La ragazza racconta di chiamate notturne continue e intimidazioni che mettono a rischio la sua incolumità e quella dei suoi genitori: «Chiedo un provvedimento prima che sia troppo tardi»
La notte del 12 marzo «tutte e due le auto dei miei genitori sono state incendiate, prima una e poi l’altra», racconta Maria Curia, giovane residente di Pietrapaola, dove un grave episodio di incendio ha coinvolto due automobili di proprietà della sua famiglia. «Questo parte da una giornata di minacce, di minacce che vanno avanti da nove mesi, di stalking e intimidazioni», continua Maria Curia nell’intervista al canale YouTube Il Pitullo.
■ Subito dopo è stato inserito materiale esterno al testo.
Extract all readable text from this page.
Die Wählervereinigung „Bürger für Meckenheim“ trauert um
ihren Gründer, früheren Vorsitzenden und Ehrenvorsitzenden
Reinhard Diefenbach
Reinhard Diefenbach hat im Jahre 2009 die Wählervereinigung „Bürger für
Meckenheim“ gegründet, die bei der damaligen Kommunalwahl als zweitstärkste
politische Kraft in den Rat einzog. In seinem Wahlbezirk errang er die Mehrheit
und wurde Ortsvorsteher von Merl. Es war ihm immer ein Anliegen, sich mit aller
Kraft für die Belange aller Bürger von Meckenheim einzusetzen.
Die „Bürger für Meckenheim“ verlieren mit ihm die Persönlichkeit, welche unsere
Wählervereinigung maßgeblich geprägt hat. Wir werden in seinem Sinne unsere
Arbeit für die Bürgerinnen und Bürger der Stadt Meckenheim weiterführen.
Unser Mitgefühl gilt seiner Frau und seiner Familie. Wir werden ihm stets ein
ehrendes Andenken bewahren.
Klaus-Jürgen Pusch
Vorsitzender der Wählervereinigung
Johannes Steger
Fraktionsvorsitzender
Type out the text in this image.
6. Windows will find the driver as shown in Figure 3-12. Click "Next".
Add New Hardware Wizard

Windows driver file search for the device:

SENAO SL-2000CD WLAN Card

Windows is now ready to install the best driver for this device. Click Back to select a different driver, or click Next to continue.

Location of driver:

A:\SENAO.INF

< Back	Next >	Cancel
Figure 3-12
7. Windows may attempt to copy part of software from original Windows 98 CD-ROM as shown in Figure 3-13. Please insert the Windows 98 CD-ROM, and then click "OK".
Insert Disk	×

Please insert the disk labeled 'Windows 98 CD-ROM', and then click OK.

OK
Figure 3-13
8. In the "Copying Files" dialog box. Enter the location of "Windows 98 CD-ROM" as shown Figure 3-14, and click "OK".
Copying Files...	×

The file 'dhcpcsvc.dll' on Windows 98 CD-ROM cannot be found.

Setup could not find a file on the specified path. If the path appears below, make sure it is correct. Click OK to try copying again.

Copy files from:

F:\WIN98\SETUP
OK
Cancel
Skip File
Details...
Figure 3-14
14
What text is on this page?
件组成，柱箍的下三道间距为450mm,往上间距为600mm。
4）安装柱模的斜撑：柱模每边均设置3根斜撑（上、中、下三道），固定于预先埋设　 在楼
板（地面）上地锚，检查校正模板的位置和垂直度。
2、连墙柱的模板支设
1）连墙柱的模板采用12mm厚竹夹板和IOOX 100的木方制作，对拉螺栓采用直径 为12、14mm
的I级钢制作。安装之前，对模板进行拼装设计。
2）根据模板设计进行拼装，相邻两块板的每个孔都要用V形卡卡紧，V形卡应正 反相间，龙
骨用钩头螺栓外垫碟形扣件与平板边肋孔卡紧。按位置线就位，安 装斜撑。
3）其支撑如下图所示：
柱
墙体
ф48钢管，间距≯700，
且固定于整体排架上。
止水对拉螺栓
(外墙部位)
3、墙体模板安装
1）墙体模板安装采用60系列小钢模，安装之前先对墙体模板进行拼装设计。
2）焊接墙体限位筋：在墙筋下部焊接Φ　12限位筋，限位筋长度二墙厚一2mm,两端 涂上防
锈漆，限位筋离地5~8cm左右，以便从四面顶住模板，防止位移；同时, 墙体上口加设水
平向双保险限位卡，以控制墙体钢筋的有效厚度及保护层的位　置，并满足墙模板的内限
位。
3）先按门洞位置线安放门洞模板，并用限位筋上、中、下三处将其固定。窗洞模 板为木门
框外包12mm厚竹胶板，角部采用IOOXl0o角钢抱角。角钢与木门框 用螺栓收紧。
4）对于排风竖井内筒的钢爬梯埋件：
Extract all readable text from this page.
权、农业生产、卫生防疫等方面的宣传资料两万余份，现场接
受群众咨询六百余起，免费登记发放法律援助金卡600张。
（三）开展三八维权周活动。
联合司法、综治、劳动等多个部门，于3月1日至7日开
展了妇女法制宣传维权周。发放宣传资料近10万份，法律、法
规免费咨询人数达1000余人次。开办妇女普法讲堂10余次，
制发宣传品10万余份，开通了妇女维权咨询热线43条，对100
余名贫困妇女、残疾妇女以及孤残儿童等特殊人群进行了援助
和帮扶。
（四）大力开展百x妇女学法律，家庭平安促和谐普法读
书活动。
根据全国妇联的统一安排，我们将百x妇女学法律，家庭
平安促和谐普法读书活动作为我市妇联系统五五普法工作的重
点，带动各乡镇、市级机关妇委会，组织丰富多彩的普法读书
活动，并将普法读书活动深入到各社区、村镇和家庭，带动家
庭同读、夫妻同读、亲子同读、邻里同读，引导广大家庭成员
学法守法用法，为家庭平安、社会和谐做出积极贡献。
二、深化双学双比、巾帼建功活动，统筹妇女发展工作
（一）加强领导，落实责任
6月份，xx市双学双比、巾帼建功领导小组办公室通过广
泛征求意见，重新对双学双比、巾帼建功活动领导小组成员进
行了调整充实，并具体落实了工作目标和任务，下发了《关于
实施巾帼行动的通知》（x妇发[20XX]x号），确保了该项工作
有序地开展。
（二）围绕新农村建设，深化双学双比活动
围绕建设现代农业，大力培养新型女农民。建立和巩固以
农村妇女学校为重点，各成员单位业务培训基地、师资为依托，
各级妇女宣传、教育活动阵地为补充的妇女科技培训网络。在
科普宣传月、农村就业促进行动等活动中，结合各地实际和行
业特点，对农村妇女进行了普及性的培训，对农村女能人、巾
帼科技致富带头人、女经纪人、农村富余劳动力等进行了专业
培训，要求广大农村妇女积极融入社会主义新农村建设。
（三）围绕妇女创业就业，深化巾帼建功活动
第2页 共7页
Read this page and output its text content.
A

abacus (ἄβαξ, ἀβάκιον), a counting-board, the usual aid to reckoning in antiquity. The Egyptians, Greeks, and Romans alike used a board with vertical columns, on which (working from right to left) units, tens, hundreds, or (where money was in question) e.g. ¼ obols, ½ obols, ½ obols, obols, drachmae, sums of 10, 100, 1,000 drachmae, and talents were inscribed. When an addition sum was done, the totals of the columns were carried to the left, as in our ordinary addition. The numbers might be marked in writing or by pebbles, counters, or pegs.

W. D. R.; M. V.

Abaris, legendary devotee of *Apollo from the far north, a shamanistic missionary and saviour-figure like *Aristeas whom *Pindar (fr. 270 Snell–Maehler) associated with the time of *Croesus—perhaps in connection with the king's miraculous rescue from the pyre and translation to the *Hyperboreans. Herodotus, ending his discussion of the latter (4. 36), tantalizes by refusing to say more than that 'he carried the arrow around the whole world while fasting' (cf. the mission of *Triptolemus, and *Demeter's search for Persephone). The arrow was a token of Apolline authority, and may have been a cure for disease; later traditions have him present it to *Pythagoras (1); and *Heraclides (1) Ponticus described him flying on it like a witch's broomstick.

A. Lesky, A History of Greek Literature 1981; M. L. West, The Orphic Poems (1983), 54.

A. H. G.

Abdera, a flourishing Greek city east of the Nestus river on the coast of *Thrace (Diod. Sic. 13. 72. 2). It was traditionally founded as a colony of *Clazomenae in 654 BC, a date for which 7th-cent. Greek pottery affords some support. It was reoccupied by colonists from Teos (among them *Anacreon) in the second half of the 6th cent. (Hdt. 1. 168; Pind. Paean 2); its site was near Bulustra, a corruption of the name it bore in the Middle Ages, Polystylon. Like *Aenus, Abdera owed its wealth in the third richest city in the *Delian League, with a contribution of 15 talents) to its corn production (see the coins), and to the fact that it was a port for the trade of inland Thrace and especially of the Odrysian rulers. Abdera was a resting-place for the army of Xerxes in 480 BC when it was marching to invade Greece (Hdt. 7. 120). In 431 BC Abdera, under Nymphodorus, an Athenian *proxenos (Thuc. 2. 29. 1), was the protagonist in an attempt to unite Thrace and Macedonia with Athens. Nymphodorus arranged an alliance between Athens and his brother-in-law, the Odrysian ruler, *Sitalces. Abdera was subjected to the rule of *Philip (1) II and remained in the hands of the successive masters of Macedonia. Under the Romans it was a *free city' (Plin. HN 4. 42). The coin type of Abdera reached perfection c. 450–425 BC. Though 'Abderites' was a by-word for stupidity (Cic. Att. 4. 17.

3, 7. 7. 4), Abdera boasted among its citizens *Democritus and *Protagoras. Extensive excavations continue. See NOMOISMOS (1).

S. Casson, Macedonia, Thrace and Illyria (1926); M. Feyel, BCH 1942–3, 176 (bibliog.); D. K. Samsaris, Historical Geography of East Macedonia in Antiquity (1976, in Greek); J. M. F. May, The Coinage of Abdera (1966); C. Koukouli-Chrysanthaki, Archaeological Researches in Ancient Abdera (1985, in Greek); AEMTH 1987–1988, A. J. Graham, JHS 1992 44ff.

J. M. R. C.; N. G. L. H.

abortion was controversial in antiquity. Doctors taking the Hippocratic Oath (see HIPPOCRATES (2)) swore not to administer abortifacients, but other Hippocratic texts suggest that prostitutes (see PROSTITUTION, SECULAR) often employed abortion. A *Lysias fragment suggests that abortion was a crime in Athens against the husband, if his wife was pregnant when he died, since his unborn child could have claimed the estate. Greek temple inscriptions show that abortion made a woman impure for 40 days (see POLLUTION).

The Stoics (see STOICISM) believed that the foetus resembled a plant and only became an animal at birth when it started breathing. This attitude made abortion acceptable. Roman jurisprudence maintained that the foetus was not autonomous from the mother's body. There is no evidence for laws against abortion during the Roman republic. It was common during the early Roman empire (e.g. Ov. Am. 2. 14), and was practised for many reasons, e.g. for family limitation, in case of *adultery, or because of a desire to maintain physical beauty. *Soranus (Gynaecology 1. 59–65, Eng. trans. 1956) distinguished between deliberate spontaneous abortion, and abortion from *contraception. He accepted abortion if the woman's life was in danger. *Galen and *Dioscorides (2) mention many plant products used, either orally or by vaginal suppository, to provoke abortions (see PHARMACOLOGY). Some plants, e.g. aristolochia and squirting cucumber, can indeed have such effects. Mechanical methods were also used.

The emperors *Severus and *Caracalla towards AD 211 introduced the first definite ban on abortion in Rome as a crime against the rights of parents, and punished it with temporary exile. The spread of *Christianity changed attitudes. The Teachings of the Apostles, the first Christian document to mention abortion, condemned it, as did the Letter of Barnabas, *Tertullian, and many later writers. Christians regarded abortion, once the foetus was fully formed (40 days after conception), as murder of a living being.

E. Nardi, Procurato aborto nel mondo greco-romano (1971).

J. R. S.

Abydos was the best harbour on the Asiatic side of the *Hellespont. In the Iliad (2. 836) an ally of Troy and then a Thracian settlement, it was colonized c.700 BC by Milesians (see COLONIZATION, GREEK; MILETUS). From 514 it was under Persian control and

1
«Ho denunciato più volte, ho querelato più volte – ha affermato la ragazza –, a seguito di una prima denuncia fatta tempo fa. È uno stalking continuo, chiamate continue, tutti i giorni, a tutte le ore della notte, a me e a tutto il mio nucleo familiare, di minacce in cambio di silenzio».
La giovane descrive con drammaticità la natura delle intimidazioni: «Mi veniva detto che mi veniva a fare la testa in quattro e, se non trovavano mio padre, avrebbe trovato me. A uno dei due avrebbe fatto la testa in quattro perché io dovevo morire, dovevo fare silenzio».
Maria Curia racconta poi i timori per la tutela legale: «Mi sento poco tutelata, perché sono quasi nove mesi, di denunce continue, e non si trova una soluzione. Minacce continue, tutte le notti, alle tre di notte, arrivano chiamate anonime, ma la voce è sempre la stessa».
Sul momento dell’incendio, Maria ricorda: «I miei erano sopra, io non ero in casa. Hanno sentito il primo tonfo, tipo un fuoco pirotecnico, è partito dalla station wagon e ha preso fuoco la prima Golf. Dopo nemmeno due minuti ha cominciato a prendere fuoco l’Audi. Mio padre ha provato a spegnere le fiamme, ma si è bruciato i capelli e la faccia, non è riuscito a intervenire». Maria Curia lancia un appello alle istituzioni: «Voglio che si prenda un provvedimento prima e non dopo, perché dopo è troppo tardi».